Be careful which one you buy. The LPC13xx based board I got (for free, remember, so I can't complain much) is relatively "small", even compared to Arduino. For something larger, be sure you get the LPC17xx based board. (there is also an even smaller one.)

My initial impression is that if you don't like the fact that "blink" compiles to almost 1K on an Arduino, you'll be really unhappy that the similar sample program that compiles to about 10k in the LPCXpresso environment... (but that's probably not what you should worry about, given that you can get 128k ARMs for about the same price as 32k AVRs.)

That's weird I thought the ARM processors were supposed to have a reduced code size. Is that because there is additional overhead for setting up the board?


i'm not sure; I haven't investigated yet.

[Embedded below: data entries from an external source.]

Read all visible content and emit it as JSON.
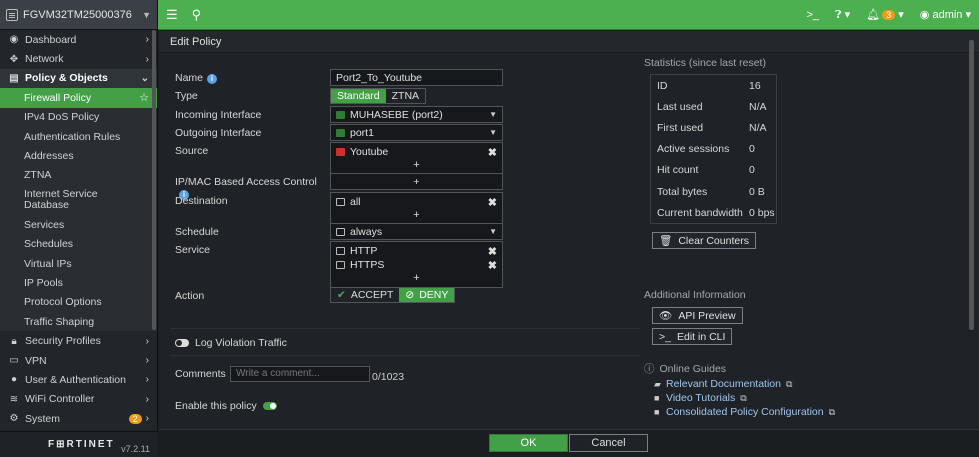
{
  "device": {
    "name": "FGVM32TM25000376"
  },
  "sidebar": {
    "items": [
      {
        "label": "Dashboard"
      },
      {
        "label": "Network"
      },
      {
        "label": "Policy & Objects"
      },
      {
        "label": "Firewall Policy"
      },
      {
        "label": "IPv4 DoS Policy"
      },
      {
        "label": "Authentication Rules"
      },
      {
        "label": "Addresses"
      },
      {
        "label": "ZTNA"
      },
      {
        "label": "Internet Service Database"
      },
      {
        "label": "Services"
      },
      {
        "label": "Schedules"
      },
      {
        "label": "Virtual IPs"
      },
      {
        "label": "IP Pools"
      },
      {
        "label": "Protocol Options"
      },
      {
        "label": "Traffic Shaping"
      },
      {
        "label": "Security Profiles"
      },
      {
        "label": "VPN"
      },
      {
        "label": "User & Authentication"
      },
      {
        "label": "WiFi Controller"
      },
      {
        "label": "System",
        "badge": "2"
      }
    ],
    "logo": "F⊞RTINET",
    "version": "v7.2.11"
  },
  "topbar": {
    "alerts": "3",
    "user": "admin"
  },
  "page": {
    "title": "Edit Policy"
  },
  "form": {
    "name_label": "Name",
    "name_value": "Port2_To_Youtube",
    "type_label": "Type",
    "type_options": [
      "Standard",
      "ZTNA"
    ],
    "incoming_label": "Incoming Interface",
    "incoming_value": "MUHASEBE (port2)",
    "outgoing_label": "Outgoing Interface",
    "outgoing_value": "port1",
    "source_label": "Source",
    "source_value": "Youtube",
    "ipmac_label": "IP/MAC Based Access Control",
    "destination_label": "Destination",
    "destination_value": "all",
    "schedule_label": "Schedule",
    "schedule_value": "always",
    "service_label": "Service",
    "service_values": [
      "HTTP",
      "HTTPS"
    ],
    "action_label": "Action",
    "action_accept": "ACCEPT",
    "action_deny": "DENY",
    "log_violation": "Log Violation Traffic",
    "comments_label": "Comments",
    "comments_placeholder": "Write a comment...",
    "comments_count": "0/1023",
    "enable_label": "Enable this policy"
  },
  "stats": {
    "title": "Statistics (since last reset)",
    "rows": [
      {
        "k": "ID",
        "v": "16"
      },
      {
        "k": "Last used",
        "v": "N/A"
      },
      {
        "k": "First used",
        "v": "N/A"
      },
      {
        "k": "Active sessions",
        "v": "0"
      },
      {
        "k": "Hit count",
        "v": "0"
      },
      {
        "k": "Total bytes",
        "v": "0 B"
      },
      {
        "k": "Current bandwidth",
        "v": "0 bps"
      }
    ],
    "clear_button": "Clear Counters"
  },
  "additional": {
    "title": "Additional Information",
    "api_preview": "API Preview",
    "edit_cli": "Edit in CLI",
    "online_guides": "Online Guides",
    "links": [
      "Relevant Documentation",
      "Video Tutorials",
      "Consolidated Policy Configuration"
    ]
  },
  "footer": {
    "ok": "OK",
    "cancel": "Cancel"
  }
}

That version did include some debugging code and used some standard libraries that might or might not be efficiently linked.

ARM CM3 claims to have reduced code size compared to ARM ("Thumb" 16 bit instructions vs 32bit instructions), and of course if you need to do 32bit math the ARM will pull out ahead eventually; I don't think I've seen anything claim that code size was small compared to 8bit cpus doing 8bit things...

Maple is great product.
There's numberous competitors.

Netduino,LPC,etc for advance network IC's.Numberous ARM at market.

Thank's
Jeckson

PS:
I'm offering barter or trade

http://www.avrfreaks.net/index.php?name=PNphpBB2&file=viewtopic&t=100189

I have read on the ARM website that the M3 has superior code density to the 8/16-bit architectures. Cortex-M3

Has anyone had any experience with the Blueboard? 404 - PAGE NOT FOUND


All the code size comparisons I have made rate the CM3 up to 10% larger than comparable atmega code.

The IDE/compliler suite make a huge difference in final code size. Most people counter that the CM3 product has 4 times the flash for the same price.

I also have some concerns about a high MHz mpu on a 2 layer PCB. Noise is very difficult to troubleshoot.